| name | modal |
| description | Run Python code in the cloud with serverless containers, GPUs, and autoscaling. Use when deploying ML models, running batch processing jobs, scheduling compute-intensive tasks, or serving APIs that require GPU acceleration or dynamic scaling. |
Modal
Overview
Modal is a serverless platform for running Python code in the cloud with minimal configuration. Execute functions on powerful GPUs, scale automatically to thousands of containers, and pay only for compute used.

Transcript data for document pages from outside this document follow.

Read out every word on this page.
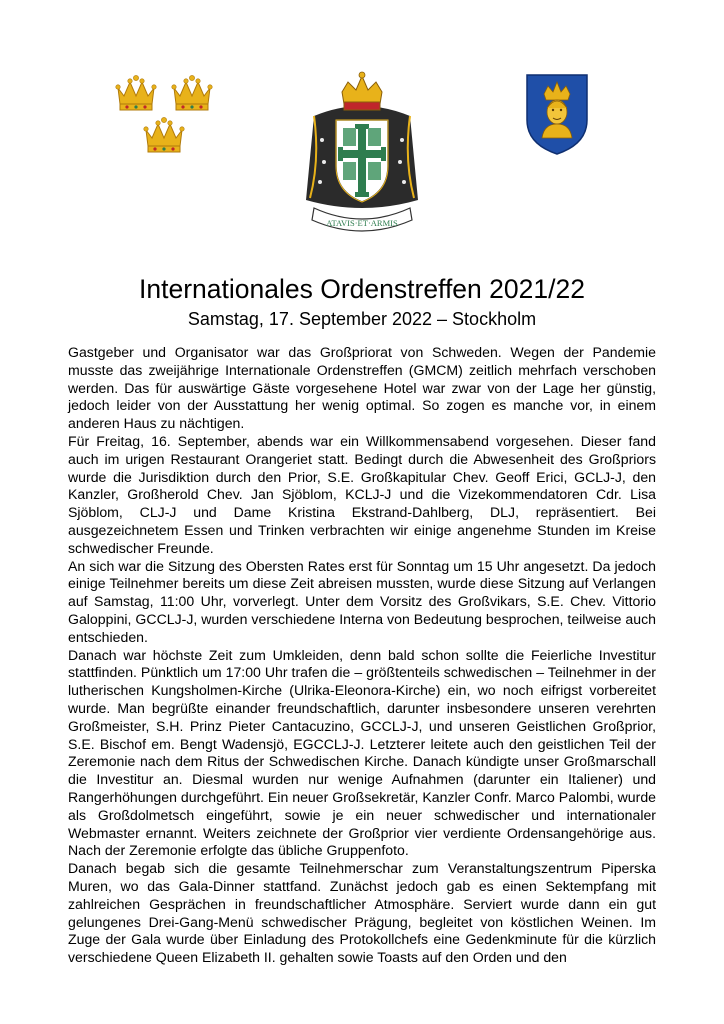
ATAVIS·ET·ARMIS
Internationales Ordenstreffen 2021/22

Samstag, 17. September 2022 – Stockholm

Gastgeber und Organisator war das Großpriorat von Schweden. Wegen der Pandemie musste das zweijährige Internationale Ordenstreffen (GMCM) zeitlich mehrfach verschoben werden. Das für auswärtige Gäste vorgesehene Hotel war zwar von der Lage her günstig, jedoch leider von der Ausstattung her wenig optimal. So zogen es manche vor, in einem anderen Haus zu nächtigen.

Für Freitag, 16. September, abends war ein Willkommensabend vorgesehen. Dieser fand auch im urigen Restaurant Orangeriet statt. Bedingt durch die Abwesenheit des Großpriors wurde die Jurisdiktion durch den Prior, S.E. Großkapitular Chev. Geoff Erici, GCLJ-J, den Kanzler, Großherold Chev. Jan Sjöblom, KCLJ-J und die Vizekommendatoren Cdr. Lisa Sjöblom, CLJ-J und Dame Kristina Ekstrand-Dahlberg, DLJ, repräsentiert. Bei ausgezeichnetem Essen und Trinken verbrachten wir einige angenehme Stunden im Kreise schwedischer Freunde.

An sich war die Sitzung des Obersten Rates erst für Sonntag um 15 Uhr angesetzt. Da jedoch einige Teilnehmer bereits um diese Zeit abreisen mussten, wurde diese Sitzung auf Verlangen auf Samstag, 11:00 Uhr, vorverlegt. Unter dem Vorsitz des Großvikars, S.E. Chev. Vittorio Galoppini, GCCLJ-J, wurden verschiedene Interna von Bedeutung besprochen, teilweise auch entschieden.

Danach war höchste Zeit zum Umkleiden, denn bald schon sollte die Feierliche Investitur stattfinden. Pünktlich um 17:00 Uhr trafen die – größtenteils schwedischen – Teilnehmer in der lutherischen Kungsholmen-Kirche (Ulrika-Eleonora-Kirche) ein, wo noch eifrigst vorbereitet wurde. Man begrüßte einander freundschaftlich, darunter insbesondere unseren verehrten Großmeister, S.H. Prinz Pieter Cantacuzino, GCCLJ-J, und unseren Geistlichen Großprior, S.E. Bischof em. Bengt Wadensjö, EGCCLJ-J. Letzterer leitete auch den geistlichen Teil der Zeremonie nach dem Ritus der Schwedischen Kirche. Danach kündigte unser Großmarschall die Investitur an. Diesmal wurden nur wenige Aufnahmen (darunter ein Italiener) und Rangerhöhungen durchgeführt. Ein neuer Großsekretär, Kanzler Confr. Marco Palombi, wurde als Großdolmetsch eingeführt, sowie je ein neuer schwedischer und internationaler Webmaster ernannt. Weiters zeichnete der Großprior vier verdiente Ordensangehörige aus. Nach der Zeremonie erfolgte das übliche Gruppenfoto.

Danach begab sich die gesamte Teilnehmerschar zum Veranstaltungszentrum Piperska Muren, wo das Gala-Dinner stattfand. Zunächst jedoch gab es einen Sektempfang mit zahlreichen Gesprächen in freundschaftlicher Atmosphäre. Serviert wurde dann ein gut gelungenes Drei-Gang-Menü schwedischer Prägung, begleitet von köstlichen Weinen. Im Zuge der Gala wurde über Einladung des Protokollchefs eine Gedenkminute für die kürzlich verschiedene Queen Elizabeth II. gehalten sowie Toasts auf den Orden und den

Sign up at https://modal.com ($30/month free credits).
When to Use This Skill
- GPU-accelerated training or inference
- Batch processing / parallel
.map() over inputs
- Scheduled jobs (cron)
- Serverless ML API endpoints
- Scientific computing on specialized hardware
Setup
uv add --dev modal
modal token new
Core Concepts
Images: Container Environment
debian_slim() is the default base — a minimal Debian image with Python. PyTorch bundles its own CUDA, so you don't need an nvidia base image.
Preferred: uv_sync() for existing projects — reads pyproject.toml + uv.lock:
image = (
modal.Image.debian_slim(python_version="3.12")
.uv_sync()
)
Alternative: explicit packages (for standalone scripts without pyproject.toml):
image = (
modal.Image.debian_slim(python_version="3.12")
.uv_pip_install("torch==2.5.1", "transformers==4.46.0")
)
Pin versions for reproducibility. Each change invalidates the image cache layer.
Also available: .pip_install_from_pyproject("pyproject.toml") (uses pip, slower than uv).
Getting Local Code into Containers
Three methods, from most to least common:
image = image.add_local_python_source("my_package")
image = image.add_local_dir("src/", remote_path="/root/src")
image = image.add_local_file("train.py", "/root/train.py")
IMPORTANT — add_local_python_source(".") requires a proper Python package (directory with __init__.py). It fails with ModuleNotMountable("no package specified for '.'") for loose scripts. Use a named package: add_local_python_source("my_package").
IMPORTANT — ordering constraint: add_local_file / add_local_python_source MUST come AFTER all build steps (uv_pip_install, run_function, run_commands). Modal mounts these at container startup, not build time. Build steps after local mounts cause: InvalidError('An image tried to run a build step after using image.add_local_*'). Set copy=True to copy into the image layer if you need build steps after.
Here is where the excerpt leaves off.